Bis auf Massive Attack oder Kruder & Dorfmeister sorgte bisher keine Trip Hop Band für so viel Euphorie wie Portishead. 10 Jahre nach ihrem Debut liegt das famose dritte Studioalbum der Band aus Brisol vor. Dabei begeht das englische Trio nicht den Fehler, überambitioniert zu klingen. Angekündigt wird das neue Album durch die Single "Machine Gun", die erste Single-Auskopplung aus dem Album. Diese macht schnell klar: Portishead sind ihrem Sound treu geblieben, Gibbons klagt und fleht wie eh und je...

Der Arbeitsanteil der Band scheint auf den ersten blick relativ gering. Antrieb der Single "Machine Gun" ist ein immer und immer wieder widerholtes Drumcomputer-Muster, das wie eine Maschinenpistole klingt: Kalt, hart und brutal. Mit dem, was man damals als Britpop bezeichnete, hat das nicht mehr viel zu tun, der Sound erinnert eher an den Industrial-Rock der Nine Inch Nails. Auch "We Carry On" zeigt die Band als verstörte Rhythmusmaschine, die hier allerdings von ungeschliffenen Gitarren vorangetrieben wird.

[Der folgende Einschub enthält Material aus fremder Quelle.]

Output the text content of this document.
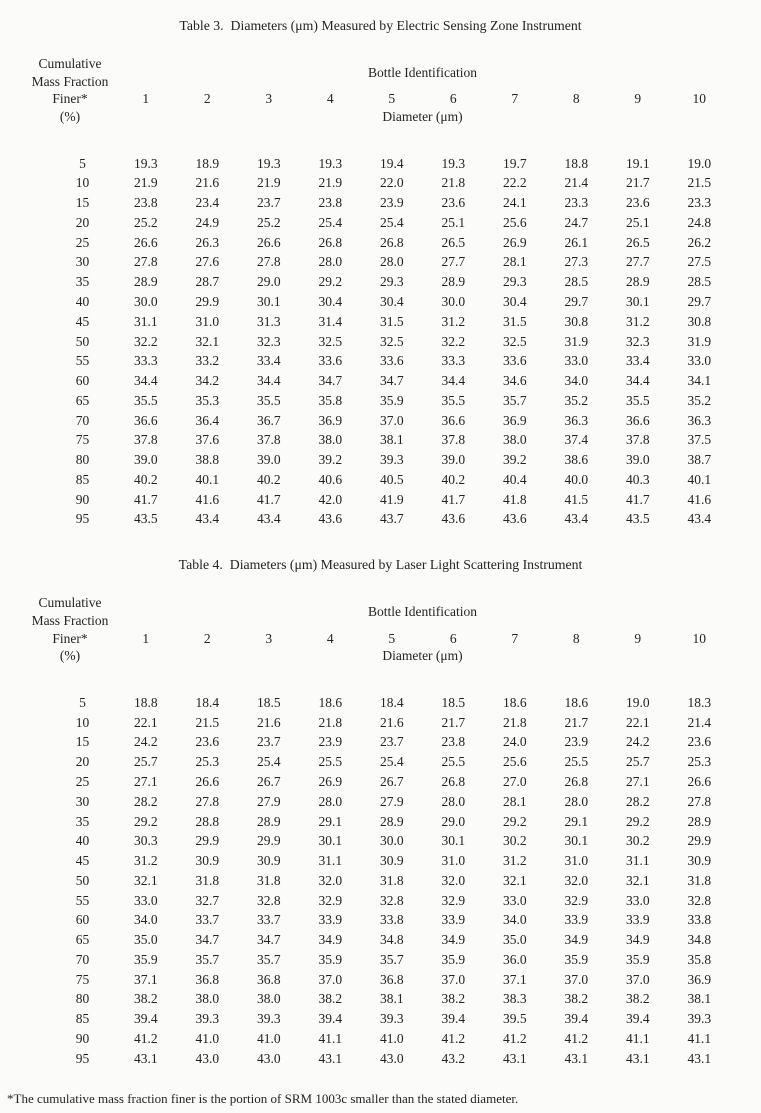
Table 3.  Diameters (μm) Measured by Electric Sensing Zone Instrument
Bottle Identification
Cumulative
Mass Fraction
Finer*	1	2	3	4	5	6	7	8	9	10
(%)	Diameter (μm)
5	19.3	18.9	19.3	19.3	19.4	19.3	19.7	18.8	19.1	19.0
10	21.9	21.6	21.9	21.9	22.0	21.8	22.2	21.4	21.7	21.5
15	23.8	23.4	23.7	23.8	23.9	23.6	24.1	23.3	23.6	23.3
20	25.2	24.9	25.2	25.4	25.4	25.1	25.6	24.7	25.1	24.8
25	26.6	26.3	26.6	26.8	26.8	26.5	26.9	26.1	26.5	26.2
30	27.8	27.6	27.8	28.0	28.0	27.7	28.1	27.3	27.7	27.5
35	28.9	28.7	29.0	29.2	29.3	28.9	29.3	28.5	28.9	28.5
40	30.0	29.9	30.1	30.4	30.4	30.0	30.4	29.7	30.1	29.7
45	31.1	31.0	31.3	31.4	31.5	31.2	31.5	30.8	31.2	30.8
50	32.2	32.1	32.3	32.5	32.5	32.2	32.5	31.9	32.3	31.9
55	33.3	33.2	33.4	33.6	33.6	33.3	33.6	33.0	33.4	33.0
60	34.4	34.2	34.4	34.7	34.7	34.4	34.6	34.0	34.4	34.1
65	35.5	35.3	35.5	35.8	35.9	35.5	35.7	35.2	35.5	35.2
70	36.6	36.4	36.7	36.9	37.0	36.6	36.9	36.3	36.6	36.3
75	37.8	37.6	37.8	38.0	38.1	37.8	38.0	37.4	37.8	37.5
80	39.0	38.8	39.0	39.2	39.3	39.0	39.2	38.6	39.0	38.7
85	40.2	40.1	40.2	40.6	40.5	40.2	40.4	40.0	40.3	40.1
90	41.7	41.6	41.7	42.0	41.9	41.7	41.8	41.5	41.7	41.6
95	43.5	43.4	43.4	43.6	43.7	43.6	43.6	43.4	43.5	43.4
Table 4.  Diameters (μm) Measured by Laser Light Scattering Instrument
Bottle Identification
Cumulative
Mass Fraction
Finer*	1	2	3	4	5	6	7	8	9	10
(%)	Diameter (μm)
5	18.8	18.4	18.5	18.6	18.4	18.5	18.6	18.6	19.0	18.3
10	22.1	21.5	21.6	21.8	21.6	21.7	21.8	21.7	22.1	21.4
15	24.2	23.6	23.7	23.9	23.7	23.8	24.0	23.9	24.2	23.6
20	25.7	25.3	25.4	25.5	25.4	25.5	25.6	25.5	25.7	25.3
25	27.1	26.6	26.7	26.9	26.7	26.8	27.0	26.8	27.1	26.6
30	28.2	27.8	27.9	28.0	27.9	28.0	28.1	28.0	28.2	27.8
35	29.2	28.8	28.9	29.1	28.9	29.0	29.2	29.1	29.2	28.9
40	30.3	29.9	29.9	30.1	30.0	30.1	30.2	30.1	30.2	29.9
45	31.2	30.9	30.9	31.1	30.9	31.0	31.2	31.0	31.1	30.9
50	32.1	31.8	31.8	32.0	31.8	32.0	32.1	32.0	32.1	31.8
55	33.0	32.7	32.8	32.9	32.8	32.9	33.0	32.9	33.0	32.8
60	34.0	33.7	33.7	33.9	33.8	33.9	34.0	33.9	33.9	33.8
65	35.0	34.7	34.7	34.9	34.8	34.9	35.0	34.9	34.9	34.8
70	35.9	35.7	35.7	35.9	35.7	35.9	36.0	35.9	35.9	35.8
75	37.1	36.8	36.8	37.0	36.8	37.0	37.1	37.0	37.0	36.9
80	38.2	38.0	38.0	38.2	38.1	38.2	38.3	38.2	38.2	38.1
85	39.4	39.3	39.3	39.4	39.3	39.4	39.5	39.4	39.4	39.3
90	41.2	41.0	41.0	41.1	41.0	41.2	41.2	41.2	41.1	41.1
95	43.1	43.0	43.0	43.1	43.0	43.2	43.1	43.1	43.1	43.1
*The cumulative mass fraction finer is the portion of SRM 1003c smaller than the stated diameter.
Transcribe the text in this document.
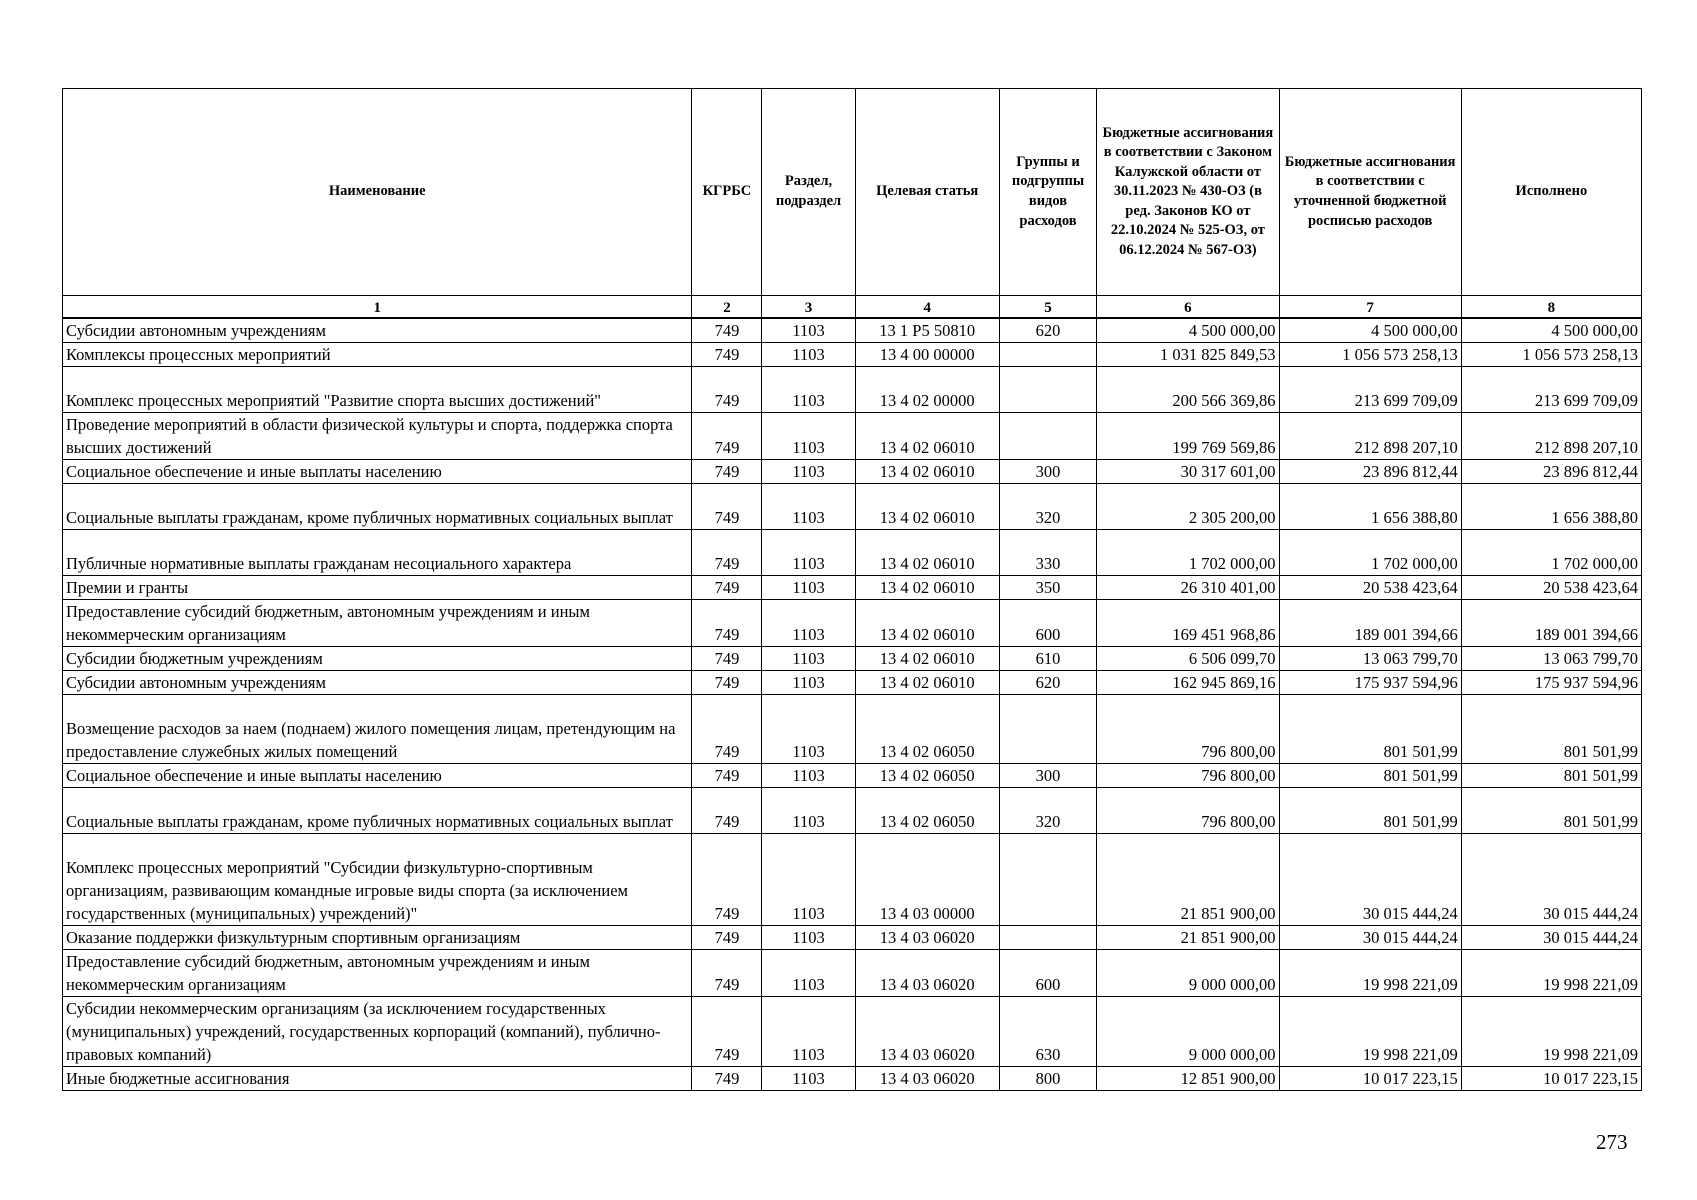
Наименование	КГРБС	Раздел, подраздел	Целевая статья	Группы и подгруппы видов расходов	Бюджетные ассигнования в соответствии с Законом Калужской области от 30.11.2023 № 430-ОЗ (в ред. Законов КО от 22.10.2024 № 525-ОЗ, от 06.12.2024 № 567-ОЗ)	Бюджетные ассигнования в соответствии с уточненной бюджетной росписью расходов	Исполнено
1	2	3	4	5	6	7	8
Субсидии автономным учреждениям	749	1103	13 1 Р5 50810	620	4 500 000,00	4 500 000,00	4 500 000,00
Комплексы процессных мероприятий	749	1103	13 4 00 00000		1 031 825 849,53	1 056 573 258,13	1 056 573 258,13
Комплекс процессных мероприятий "Развитие спорта высших достижений"	749	1103	13 4 02 00000		200 566 369,86	213 699 709,09	213 699 709,09
Проведение мероприятий в области физической культуры и спорта, поддержка спорта высших достижений	749	1103	13 4 02 06010		199 769 569,86	212 898 207,10	212 898 207,10
Социальное обеспечение и иные выплаты населению	749	1103	13 4 02 06010	300	30 317 601,00	23 896 812,44	23 896 812,44
Социальные выплаты гражданам, кроме публичных нормативных социальных выплат	749	1103	13 4 02 06010	320	2 305 200,00	1 656 388,80	1 656 388,80
Публичные нормативные выплаты гражданам несоциального характера	749	1103	13 4 02 06010	330	1 702 000,00	1 702 000,00	1 702 000,00
Премии и гранты	749	1103	13 4 02 06010	350	26 310 401,00	20 538 423,64	20 538 423,64
Предоставление субсидий бюджетным, автономным учреждениям и иным некоммерческим организациям	749	1103	13 4 02 06010	600	169 451 968,86	189 001 394,66	189 001 394,66
Субсидии бюджетным учреждениям	749	1103	13 4 02 06010	610	6 506 099,70	13 063 799,70	13 063 799,70
Субсидии автономным учреждениям	749	1103	13 4 02 06010	620	162 945 869,16	175 937 594,96	175 937 594,96
Возмещение расходов за наем (поднаем) жилого помещения лицам, претендующим на предоставление служебных жилых помещений	749	1103	13 4 02 06050		796 800,00	801 501,99	801 501,99
Социальное обеспечение и иные выплаты населению	749	1103	13 4 02 06050	300	796 800,00	801 501,99	801 501,99
Социальные выплаты гражданам, кроме публичных нормативных социальных выплат	749	1103	13 4 02 06050	320	796 800,00	801 501,99	801 501,99
Комплекс процессных мероприятий "Субсидии физкультурно-спортивным организациям, развивающим командные игровые виды спорта (за исключением государственных (муниципальных) учреждений)"	749	1103	13 4 03 00000		21 851 900,00	30 015 444,24	30 015 444,24
Оказание поддержки физкультурным спортивным организациям	749	1103	13 4 03 06020		21 851 900,00	30 015 444,24	30 015 444,24
Предоставление субсидий бюджетным, автономным учреждениям и иным некоммерческим организациям	749	1103	13 4 03 06020	600	9 000 000,00	19 998 221,09	19 998 221,09
Субсидии некоммерческим организациям (за исключением государственных (муниципальных) учреждений, государственных корпораций (компаний), публично-правовых компаний)	749	1103	13 4 03 06020	630	9 000 000,00	19 998 221,09	19 998 221,09
Иные бюджетные ассигнования	749	1103	13 4 03 06020	800	12 851 900,00	10 017 223,15	10 017 223,15
273
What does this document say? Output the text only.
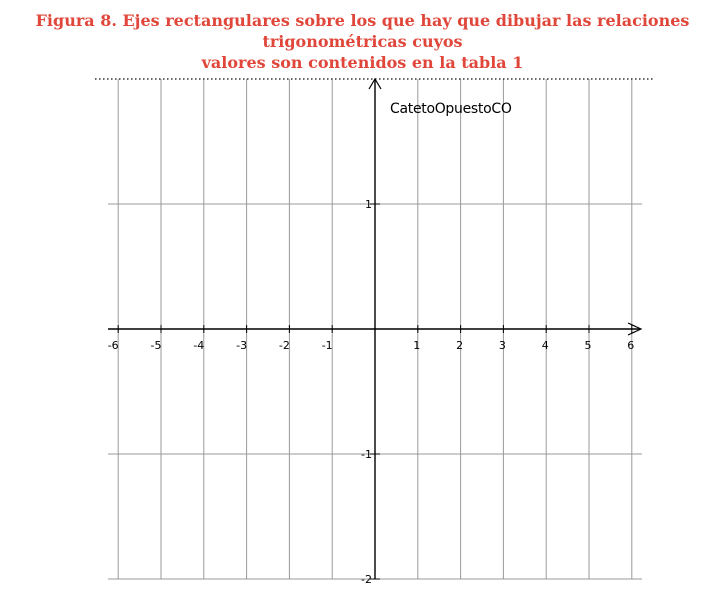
Figura 8. Ejes rectangulares sobre los que hay que dibujar las relaciones trigonométricas cuyos
valores son contenidos en la tabla 1
-6	-5	-4	-3	-2	-1	1	2	3	4	5	6
1
-1
-2
CatetoOpuestoCO
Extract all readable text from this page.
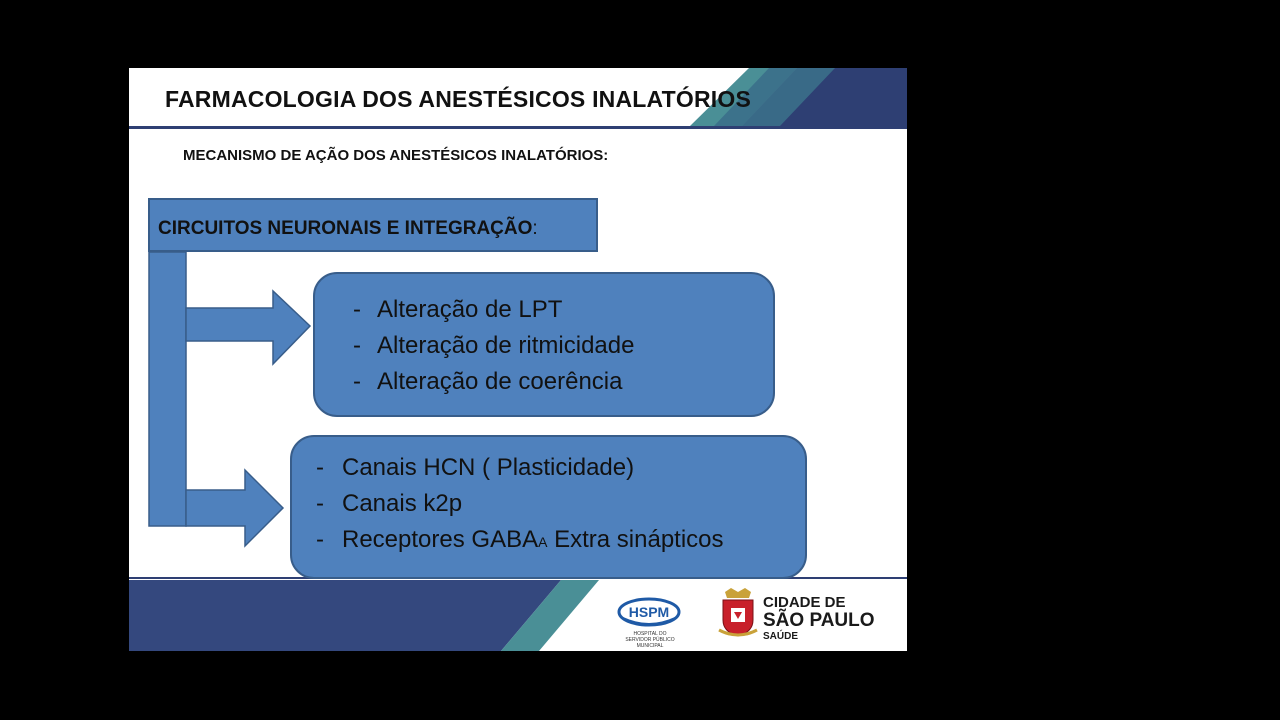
FARMACOLOGIA DOS ANESTÉSICOS INALATÓRIOS
MECANISMO DE AÇÃO DOS ANESTÉSICOS INALATÓRIOS:
CIRCUITOS NEURONAIS E INTEGRAÇÃO:
- Alteração de LPT
- Alteração de ritmicidade
- Alteração de coerência
- Canais HCN ( Plasticidade)
- Canais k2p
- Receptores GABAA Extra sinápticos
HSPM
HOSPITAL DO SERVIDOR PÚBLICO MUNICIPAL
CIDADE DE
SÃO PAULO
SAÚDE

Video: Portishead - "Third"


Die Dynamik der Songs ist indes großartig, wie eine schützende Hand lieget sie über den Liedern, in denen alte Portishead-Tugenden ausgelotet werden.

"Third" ist letztendlich ein sehr extremes Album. Wo "Dummy" und der Nachfolger "Portishead" (1997) noch recht geschlossen wirken, wandelt diese Platte zwischen den Extremen. Die verhuschten Traumwelten werden dabei immer wieder recht unvermittelt zertrümmert. Trotzdem: Portishead verzetteln sich nicht, bleiben authentisch. Manchmal lohnt das lange Warten eben doch.

Ein großartiges Album von einer Band, die schon fast in Vergessenheit geraten war.